9. A key point; if the plant is not a proper part of the community you are building on the site, the community will not recognize it. I.E., if you are seeding after a fire you can only use the fire following wildflowers that are native species of your site. Moreover, if you are restoring a site that is covered with alien species, you must use the secondary pioneers and climax species of the site, not wildflowers. A grass that is native in San Jose is not acceptable seeded on a burnt site in Malibu. The site will lose all of its rare fire followers if that happens.(Grasses are not pioneer wildflowers, nor are they the major components of most ecosystems.)
PIONEERS → SECONDARY PIONEERS → CLIMAX SPECIES →
SECONDARY PIONEERS OF NEXT COMMUNITY →
SECOND CLIMAX COMMUNITY
There have been many arguments as to how many communities a site may go through before it reaches the final climax.
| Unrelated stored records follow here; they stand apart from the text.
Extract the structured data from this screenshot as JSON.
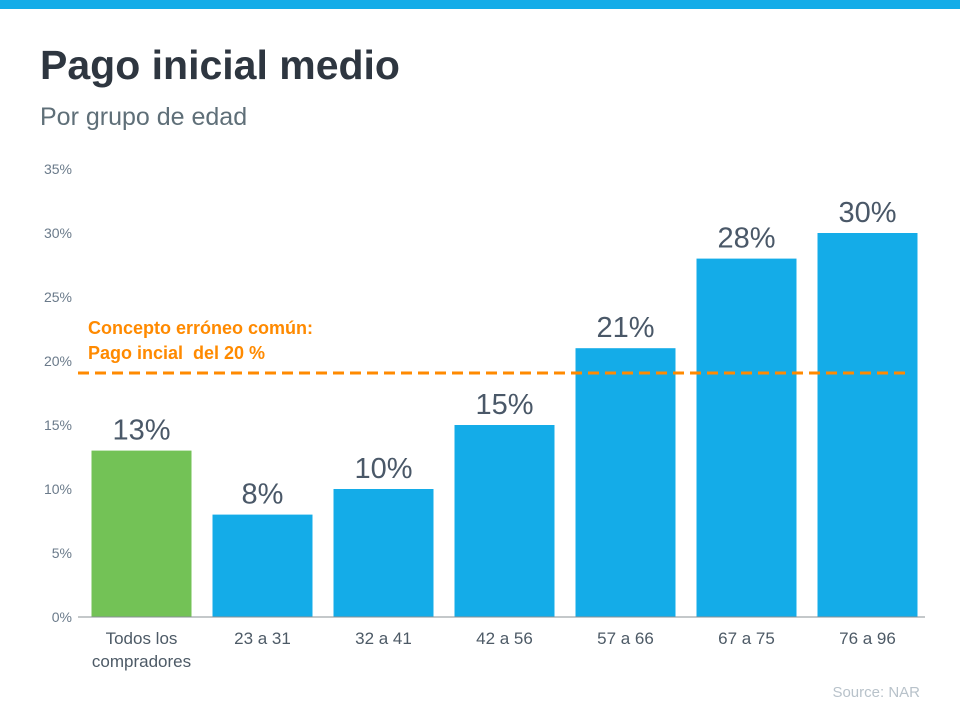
{
  "header": {
    "title": "Pago inicial medio",
    "subtitle": "Por grupo de edad"
  },
  "source": "Source: NAR",
  "colors": {
    "stripe": "#14ace8",
    "bar": "#14ace8",
    "highlight_bar": "#73c256",
    "reference": "#ff8a00"
  },
  "chart_data": {
    "type": "bar",
    "title": "Pago inicial medio",
    "subtitle": "Por grupo de edad",
    "categories": [
      [
        "Todos los",
        "compradores"
      ],
      [
        "23 a 31"
      ],
      [
        "32 a 41"
      ],
      [
        "42 a 56"
      ],
      [
        "57 a 66"
      ],
      [
        "67 a 75"
      ],
      [
        "76 a 96"
      ]
    ],
    "values": [
      13,
      8,
      10,
      15,
      21,
      28,
      30
    ],
    "data_labels": [
      "13%",
      "8%",
      "10%",
      "15%",
      "21%",
      "28%",
      "30%"
    ],
    "highlight_index": 0,
    "ylim": [
      0,
      35
    ],
    "yticks": [
      "0%",
      "5%",
      "10%",
      "15%",
      "20%",
      "25%",
      "30%",
      "35%"
    ],
    "grid": false,
    "reference_line": {
      "value": 20,
      "style": "dashed",
      "label_lines": [
        "Concepto erróneo común:",
        "Pago incial  del 20 %"
      ]
    }
  }
}
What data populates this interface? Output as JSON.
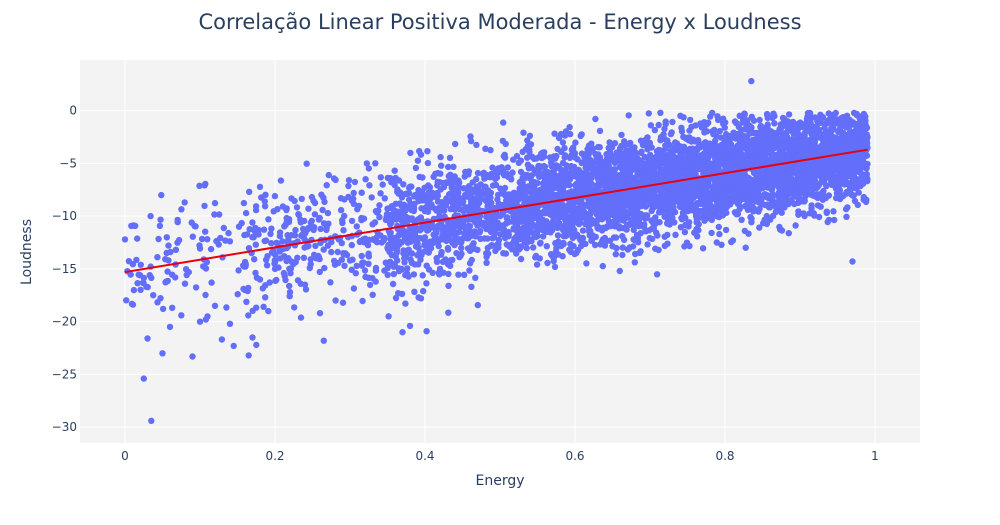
{
  "chart_data": {
    "type": "scatter",
    "title": "Correlação Linear Positiva Moderada - Energy x Loudness",
    "xlabel": "Energy",
    "ylabel": "Loudness",
    "xlim": [
      -0.06,
      1.06
    ],
    "ylim": [
      -31.5,
      4.8
    ],
    "x_ticks": [
      0,
      0.2,
      0.4,
      0.6,
      0.8,
      1
    ],
    "x_tick_labels": [
      "0",
      "0.2",
      "0.4",
      "0.6",
      "0.8",
      "1"
    ],
    "y_ticks": [
      0,
      -5,
      -10,
      -15,
      -20,
      -25,
      -30
    ],
    "y_tick_labels": [
      "0",
      "−5",
      "−10",
      "−15",
      "−20",
      "−25",
      "−30"
    ],
    "grid": true,
    "legend": "none",
    "colors": {
      "points": "#636efa",
      "trend": "#e8000b",
      "plot_bg": "#f3f3f3",
      "grid": "#ffffff",
      "text": "#2a3f5f"
    },
    "series": [
      {
        "type": "scatter",
        "description_points": [
          [
            0.0,
            -12.2
          ],
          [
            0.02,
            -15.6
          ],
          [
            0.025,
            -25.4
          ],
          [
            0.03,
            -21.6
          ],
          [
            0.033,
            -15.6
          ],
          [
            0.035,
            -29.4
          ],
          [
            0.05,
            -23.0
          ],
          [
            0.055,
            -16.2
          ],
          [
            0.06,
            -20.5
          ],
          [
            0.075,
            -19.4
          ],
          [
            0.08,
            -16.4
          ],
          [
            0.085,
            -15.3
          ],
          [
            0.09,
            -23.3
          ],
          [
            0.1,
            -20.0
          ],
          [
            0.105,
            -14.1
          ],
          [
            0.11,
            -19.5
          ],
          [
            0.12,
            -18.5
          ],
          [
            0.13,
            -13.9
          ],
          [
            0.14,
            -20.2
          ],
          [
            0.145,
            -22.3
          ],
          [
            0.16,
            -17.0
          ],
          [
            0.165,
            -23.2
          ],
          [
            0.17,
            -21.5
          ],
          [
            0.175,
            -22.2
          ],
          [
            0.18,
            -16.0
          ],
          [
            0.19,
            -13.8
          ],
          [
            0.2,
            -15.0
          ],
          [
            0.21,
            -12.4
          ],
          [
            0.22,
            -17.2
          ],
          [
            0.24,
            -16.5
          ],
          [
            0.26,
            -19.2
          ],
          [
            0.265,
            -21.8
          ],
          [
            0.28,
            -14.6
          ],
          [
            0.3,
            -14.2
          ],
          [
            0.32,
            -12.3
          ],
          [
            0.35,
            -13.0
          ],
          [
            0.37,
            -21.0
          ],
          [
            0.38,
            -20.4
          ],
          [
            0.4,
            -12.0
          ],
          [
            0.42,
            -15.0
          ],
          [
            0.45,
            -11.0
          ],
          [
            0.5,
            -10.0
          ],
          [
            0.55,
            -9.5
          ],
          [
            0.6,
            -8.5
          ],
          [
            0.65,
            -8.0
          ],
          [
            0.7,
            -7.5
          ],
          [
            0.75,
            -6.8
          ],
          [
            0.8,
            -6.2
          ],
          [
            0.835,
            2.8
          ],
          [
            0.85,
            -5.8
          ],
          [
            0.9,
            -5.0
          ],
          [
            0.95,
            -4.5
          ],
          [
            0.97,
            -14.3
          ],
          [
            0.99,
            -3.5
          ]
        ]
      },
      {
        "type": "line",
        "x": [
          0,
          0.99
        ],
        "y": [
          -15.3,
          -3.7
        ]
      }
    ]
  }
}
Most sites need 300+ years before they get to the second level, with the weeds and fire problems in California at present worry only about the first.
If a lion in the zoo was only fed Twinkies every day and his water source limited to beer by a chain smoking handler, there would be a great outcry. For most native plants that is what drip irrigation and fertilizer is, cigarettes, Twinkies, and beer. Roots watered with drip have an altered state (not the kind humans have when they consume this stuff.) Roots can still have a fungal partner, but it is a parasitic or weedy relationship(the neighbor dog that loves Twinkles?). Drip irrigation or too frequent watering, both limit the amount of oxygen around the roots. Irrigation systems with fertilizer injectors are a smoke filled room where the only food is cookies and beer. Now I've seen some vegetables thrive on that kind of life, but it is not one I want my young plants to have or even see. Gophers love tender over watered and fertilized roots.
We want the wild plant to be raised as a wild plant, but a healthy one. Treating the roots right is important. Desert plants like a dry winter and a once every two week sprinkling during the summer. Most of the rest of California likes a once a week rainfall from Mid-December through April and no summer water. Plants that grow along the creeks (Riparian plant community) like continual moisture, but only wet in winter. Sounds very complicated? If you use the www.mynativeplants.com we've made it so you can get a list of the plants that will grow in your garden. Just don't forget to put the right plants together in your garden. You do this by putting the wetter plants in one area, the drier in another. Sun lovers in sun, shade lovers in another area. Desert plants are kept together, (they're like the lizards and snakes in the zoo, you wouldn't put them in with the lions and tigers.)
Keep the candy, cookies and beer away from them! A Ceanothus on drip, with amended soil, and occasional fertilizing will live between 3-7 years. Wild plants can live to be 100+ years. Garden plants can look good for 25 or more years if treated right. When 'designers' tell us what they've done to our plants we don't want to let them take any more home. It's plant abuse!